« Trop sensible » — les deux mots qui ont tout changé
C’était un article comme les autres. Lu un soir, presque par hasard.
Trop sensible — les deux mots qui ont tout changé
Le masque — ou comment on apprend à disparaître
Avant de comprendre ce qu’est l’hypersensibilité, il faut comprendre ce qui la précède souvent : des années à s’adapter. Vous avez appris très tôt que ressentir trop fort dérangeait. Que vos émotions étaient « excessives ». Que vous étiez « difficile », « compliqué », « trop intense ». Alors vous avez fait ce que font les êtres vivants face à un environnement hostile : vous vous êtes adapté. Vous avez construit un masque. Efficace. Solide. Socialement acceptable. Ce masque vous a permis de traverser l’école, l’entreprise, les réunions de famille, les open spaces. Il vous a protégé. Mais il a aussi coûté quelque chose, une énergie considérable déployée chaque jour pour paraître ce que vous n’êtes pas tout à fait. Et un jour, quelque chose craque. L’épuisement. Le sentiment d’être étranger à vous-même.

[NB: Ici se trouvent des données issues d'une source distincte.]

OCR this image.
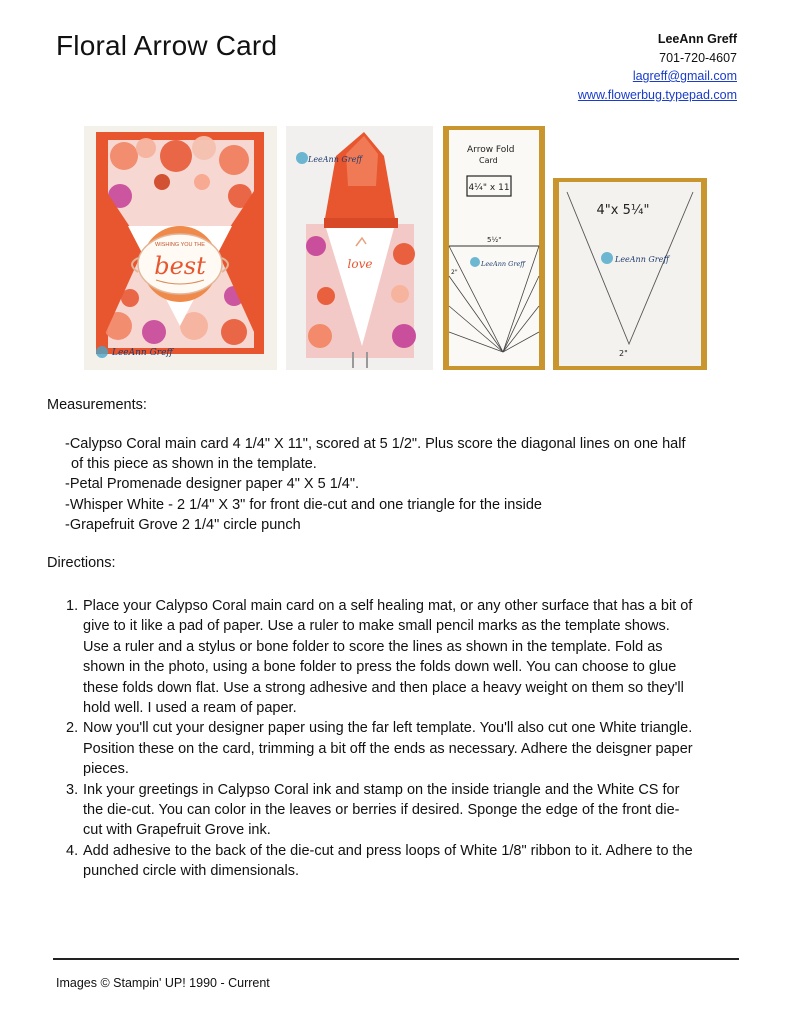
Floral Arrow Card	LeeAnn Greff
701-720-4607
lagreff@gmail.com
www.flowerbug.typepad.com
WISHING YOU THE
best
LeeAnn Greff
love
LeeAnn Greff
Arrow Fold
Card
4¼" x 11
5½"
2"
LeeAnn Greff
4"x 5¼"
2"
LeeAnn Greff
Measurements:
-Calypso Coral main card 4 1/4" X 11", scored at 5 1/2". Plus score the diagonal lines on one half
of this piece as shown in the template.
-Petal Promenade designer paper 4" X 5 1/4".
-Whisper White - 2 1/4" X 3" for front die-cut and one triangle for the inside
-Grapefruit Grove 2 1/4" circle punch
Directions:
1. Place your Calypso Coral main card on a self healing mat, or any other surface that has a bit of
give to it like a pad of paper. Use a ruler to make small pencil marks as the template shows.
Use a ruler and a stylus or bone folder to score the lines as shown in the template. Fold as
shown in the photo, using a bone folder to press the folds down well. You can choose to glue
these folds down flat. Use a strong adhesive and then place a heavy weight on them so they'll
hold well. I used a ream of paper.
2. Now you'll cut your designer paper using the far left template. You'll also cut one White triangle.
Position these on the card, trimming a bit off the ends as necessary. Adhere the deisgner paper
pieces.
3. Ink your greetings in Calypso Coral ink and stamp on the inside triangle and the White CS for
the die-cut. You can color in the leaves or berries if desired. Sponge the edge of the front die-
cut with Grapefruit Grove ink.
4. Add adhesive to the back of the die-cut and press loops of White 1/8" ribbon to it. Adhere to the
punched circle with dimensionals.
Images © Stampin' UP! 1990 - Current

L’impression que derrière le masque, il y a quelqu’un qui attend.
Ce que la science dit du masque hypersensible.
L’hypersensibilité appelée Sensory Processing Sensitivity par la psychologue américaine Elaine Aron, touche environ 15 à 20% de la population. Ce n’est pas une maladie. C’est un trait de tempérament, présent dès la naissance, avec une forte composante génétique estimée entre 40 et 50%. Les recherches en neurosciences montrent que le cerveau hypersensible traite les informations plus profondément que la moyenne. Plus de connexions, plus d’analyse, plus de résonance émotionnelle. Ce n’est pas de la fragilité, c’est une architecture neurologique différente.

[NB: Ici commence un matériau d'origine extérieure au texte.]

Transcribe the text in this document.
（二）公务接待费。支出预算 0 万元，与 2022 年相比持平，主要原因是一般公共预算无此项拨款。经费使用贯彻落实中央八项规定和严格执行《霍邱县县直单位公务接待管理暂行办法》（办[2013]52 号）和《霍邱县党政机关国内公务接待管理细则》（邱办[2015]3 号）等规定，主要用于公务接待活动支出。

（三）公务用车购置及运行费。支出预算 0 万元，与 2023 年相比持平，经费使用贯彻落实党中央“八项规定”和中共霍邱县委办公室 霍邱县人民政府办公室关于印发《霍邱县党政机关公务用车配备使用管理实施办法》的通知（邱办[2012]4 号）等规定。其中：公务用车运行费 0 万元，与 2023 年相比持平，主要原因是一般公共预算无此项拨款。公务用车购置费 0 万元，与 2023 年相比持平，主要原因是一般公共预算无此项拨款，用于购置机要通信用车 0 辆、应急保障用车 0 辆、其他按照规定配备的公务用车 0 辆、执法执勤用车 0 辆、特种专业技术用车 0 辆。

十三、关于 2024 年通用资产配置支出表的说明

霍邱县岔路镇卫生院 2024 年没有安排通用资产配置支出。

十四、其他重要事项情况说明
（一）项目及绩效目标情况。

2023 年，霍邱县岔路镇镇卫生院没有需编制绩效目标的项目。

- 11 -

Ce que ça change de mettre un mot dessus
Je me souviens de ce que j’ai ressenti quand le mot « hypersensible » a pris tout son sens pour moi. Ce n’était pas de la tristesse. Ni vraiment de la joie. C’était quelque chose de plus étrange, un mélange de soulagement et de vertige. Comme si une pièce du puzzle que je cherchais depuis des années venait de trouver sa place. Et que d’un coup, des dizaines d’autres pièces s’emboîtaient avec elle. Ces larmes inexpliquées. Cette fatigue après les soirées. Cette façon d’absorber l’atmosphère d’une pièce avant même d’avoir parlé à quelqu’un. Ces réactions jugées « disproportionnées ». Ces besoins de silence, de solitude, de temps pour digérer. Tout avait un sens désormais. Pas comme une excuse. Comme une explication. Et cette explication change tout parce qu’elle déplace la honte. Ce n’est plus « je suis trop sensible ». C’est « je fonctionne différemment ». Et cette différence a une valeur.
Ni victime, ni responsable, acteur
Comprendre son hypersensibilité ne signifie pas s’y réfugier. Il y a un risque celui de faire du mot un identité exclusive, une explication à tout, une raison de ne pas avancer. « Je suis hypersensible » ne devrait pas devenir une nouvelle armure. Ce que j’observe dans mon accompagnement, c’est que la découverte de l’hypersensibilité est un point de départ pas une destination. Elle permet de revisiter son histoire avec d’autres lunettes. De comprendre certaines réactions sans se blâmer. De reconnaître ses besoins sans culpabilité. Mais ensuite vient le travail. Apprendre à réguler sans s’éteindre. Développer une relation différente avec ses émotions, ni les subir, ni les nier. Devenir acteur de son mouvement intérieur. Ce chemin-là est possible. Je l’ai fait. Je l’accompagne.
Une invitation
Si en lisant cet article vous avez reconnu quelque chose, une phrase, une image, une sensation familière peut-être que ce n’est pas un hasard. Peut-être que vous aussi, quelque chose attend derrière le masque. Et peut-être que c’est le bon moment pour aller voir.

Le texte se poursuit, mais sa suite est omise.